LION

/ BLACK KING OF FLANDERS

CONCEPT

My home country, Belgium, is divided into a French-speaking region called Wallonia, a Flemish/Dutch-speaking region called Flanders and a small German speaking region. All three regions and communities promote their unique identity and culture. Some Flemish people even see Flanders as a nation within Belgium. Therefore I will use the term "Flemish nation" to refer to Flanders. For decades both regions of Belgium, like many Western countries and regions, have experienced major demographical changes. +/- 2050 is seen as a pivotal moment in which the so-called white population, that used to be the majority group in Western countries, will become one of many minority groups within their national borders. This phenomenon is called superdiversity. Flanders is becoming a superdiverse society and the Flemish identity will no longer be defined by the identity of the white Flemish population. That cultural and ethnic diversity is becoming the DNA of the new Flemish identity. From now on, Flemish cultural symbols must represent that (super-) diversity.

 

The Flemish nation has two main cultural symbols. The first one is the Flemish flag, called de Vlaamse Leeuw (the Flemish Lion), depicting a black lion on a yellow background. The second one is the founding myth of the Flemish nation described by the famous Flemish writer Hendrik Conscience in his historical novel "Leeuw van Vlaanderen" (the Lion of Flanders). This novel describes the appearance of an enigmatic knight that saves the Flemish nation from the French invaders in 1302. That knight, who possesses supernatural powers and is wearing a golden armour, is called the Lion of Flanders, referring to the black lion on the Flemish flag. The black lion of Flanders represents Flemish strength and unity that will save Flanders from any threat and bring prosperity and peace.

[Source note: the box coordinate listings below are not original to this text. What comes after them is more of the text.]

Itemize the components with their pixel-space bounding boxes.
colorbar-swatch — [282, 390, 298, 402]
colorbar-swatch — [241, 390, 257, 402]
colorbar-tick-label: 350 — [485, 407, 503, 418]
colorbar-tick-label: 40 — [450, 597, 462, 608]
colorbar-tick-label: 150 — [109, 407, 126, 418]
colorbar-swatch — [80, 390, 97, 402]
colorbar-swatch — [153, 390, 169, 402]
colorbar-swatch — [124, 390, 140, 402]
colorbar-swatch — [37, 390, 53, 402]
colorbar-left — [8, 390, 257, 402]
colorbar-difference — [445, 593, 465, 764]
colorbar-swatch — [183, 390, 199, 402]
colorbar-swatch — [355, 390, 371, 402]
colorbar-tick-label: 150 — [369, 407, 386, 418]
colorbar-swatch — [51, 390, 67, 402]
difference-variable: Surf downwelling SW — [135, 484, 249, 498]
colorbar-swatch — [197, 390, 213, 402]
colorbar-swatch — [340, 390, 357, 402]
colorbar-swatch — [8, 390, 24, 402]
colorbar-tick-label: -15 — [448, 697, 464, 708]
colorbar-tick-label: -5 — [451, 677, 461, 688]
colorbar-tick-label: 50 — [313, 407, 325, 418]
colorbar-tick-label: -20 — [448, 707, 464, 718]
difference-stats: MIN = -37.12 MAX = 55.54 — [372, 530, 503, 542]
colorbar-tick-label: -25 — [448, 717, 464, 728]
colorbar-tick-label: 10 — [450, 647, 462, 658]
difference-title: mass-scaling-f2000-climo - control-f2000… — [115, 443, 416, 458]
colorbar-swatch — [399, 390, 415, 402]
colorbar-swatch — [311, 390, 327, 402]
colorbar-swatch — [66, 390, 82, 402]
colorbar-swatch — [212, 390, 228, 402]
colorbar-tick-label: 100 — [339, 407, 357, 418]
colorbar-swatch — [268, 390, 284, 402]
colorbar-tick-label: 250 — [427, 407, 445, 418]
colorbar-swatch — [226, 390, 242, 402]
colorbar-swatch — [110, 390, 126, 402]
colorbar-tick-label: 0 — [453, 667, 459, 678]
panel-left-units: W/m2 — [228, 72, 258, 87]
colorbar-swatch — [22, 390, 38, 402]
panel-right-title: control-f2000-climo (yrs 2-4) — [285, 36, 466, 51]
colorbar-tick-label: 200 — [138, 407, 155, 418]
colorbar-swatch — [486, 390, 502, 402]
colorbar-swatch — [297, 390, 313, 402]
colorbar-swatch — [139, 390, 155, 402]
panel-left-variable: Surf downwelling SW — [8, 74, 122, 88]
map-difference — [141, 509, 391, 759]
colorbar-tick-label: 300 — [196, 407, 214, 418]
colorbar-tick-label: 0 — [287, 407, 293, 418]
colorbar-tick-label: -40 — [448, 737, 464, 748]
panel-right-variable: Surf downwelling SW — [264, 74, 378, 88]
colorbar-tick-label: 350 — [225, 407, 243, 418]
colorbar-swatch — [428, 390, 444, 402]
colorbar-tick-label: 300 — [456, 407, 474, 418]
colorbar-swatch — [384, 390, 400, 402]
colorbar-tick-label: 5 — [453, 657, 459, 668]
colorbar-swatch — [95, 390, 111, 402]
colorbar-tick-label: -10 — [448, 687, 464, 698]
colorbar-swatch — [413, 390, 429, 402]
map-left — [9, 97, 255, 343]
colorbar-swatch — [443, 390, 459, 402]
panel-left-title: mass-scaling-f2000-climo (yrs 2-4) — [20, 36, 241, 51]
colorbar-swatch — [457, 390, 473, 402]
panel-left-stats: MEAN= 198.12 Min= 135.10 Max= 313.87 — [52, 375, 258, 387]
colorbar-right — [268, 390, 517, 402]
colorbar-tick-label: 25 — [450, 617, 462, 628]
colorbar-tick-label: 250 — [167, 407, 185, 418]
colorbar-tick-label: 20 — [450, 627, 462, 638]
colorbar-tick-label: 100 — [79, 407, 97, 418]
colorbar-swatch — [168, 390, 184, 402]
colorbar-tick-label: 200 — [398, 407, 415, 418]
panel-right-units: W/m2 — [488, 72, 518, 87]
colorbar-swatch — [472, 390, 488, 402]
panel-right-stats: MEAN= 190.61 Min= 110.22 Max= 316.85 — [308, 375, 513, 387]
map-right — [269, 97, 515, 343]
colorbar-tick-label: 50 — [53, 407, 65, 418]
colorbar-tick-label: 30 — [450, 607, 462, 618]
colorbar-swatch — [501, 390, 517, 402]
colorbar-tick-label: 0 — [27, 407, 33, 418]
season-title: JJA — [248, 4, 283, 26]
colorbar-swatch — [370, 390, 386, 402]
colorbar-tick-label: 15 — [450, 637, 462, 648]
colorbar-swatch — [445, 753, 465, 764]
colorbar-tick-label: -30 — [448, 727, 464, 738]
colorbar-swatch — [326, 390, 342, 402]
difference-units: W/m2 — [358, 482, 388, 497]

Most of the Flemish nationalists and all members of the Flemish far-right movement consider these symbols the holy grail of the Flemish nation. They should only be used by people of pure Flemish descent. Meanwhile the (ab)use of these symbols by Flemish nationalists and the Flemish far-right movement give the black Lion of Flanders a negative connotation. 

 

With the LION-project, I reappropriate these symbols because it is my right as a a Fleming and because it is my duty to propagate the beauty and strength of Flemish culture and identity. I use these symbols for the reason they were invented, namely to unify the Flemish nation and not to divide the nation. Cultural symbols, such as flags or founding myths, shouldn’t be treated as monuments representing old ideals, but used as tools to transmit a new societal vision based on diversity.

 

This project is a reflection on Flemish identity in this context of (super-) diversity in Flanders, based on my experience as a person of Flemish and Congolese origin; the perspective of the historical and cultural relationship between Congo (DRC) and Flanders and the concept of Afropeanism.

The definition of Afropeanism: "Afropeanism is an attitude that cherishes and values hybridity, intercultural encounters, multilingualism, transnationality and cosmopolitanism. It does so through the prism of African-European relations throughout history and challenges the blackness/whiteness discourse’s ambiguity  that still permeates current perceptions of identity and difference. Afropeanism is an antiracist and anti-essentialist ideology of encounter, knowledge-sharing and prejudice-awareness that bridges the apparently unbridgeable and that points to the common past, present and future of so-called ‘black’ and ‘white’ people, and by extrapolation of the whole human race." (Sibo Kanobana & John K Cobra)

 

LION is an attempt to review and to reconstruct Flemish identity, culture and history by integrating Congolese culture, identity and history. Congo and Flanders share a common history since colonisation. Congo is an unmistakable part of Flanders.This exercise is a first attempt to develop a (super-) diverse Flemish identity, starting with combining Congolese identity with Flemish identity. This is just a first step toward integrating many other cultures, identities and histories into one Flemish identity. An almost impossible task, but an important reflective exercise. 

My functional and enriching Flemish-Congolese identity is the proof that overcoming differences and opposites is possible and liveable. Thanks to the concept of Afropeanism, this Flemish-Congolese experience is elevated to an Afropean experience.

 

This exercise is based on historical and cultural facts, but also inspired by fiction. Nations, cultures and identities are abstract concepts founded on strong narratives inspired by facts and imagination (fiction). 

 

The LION-project was developed in two phases. Phase 1 (from 2011 to 2013) and Phase 2 (from 2014  to the present).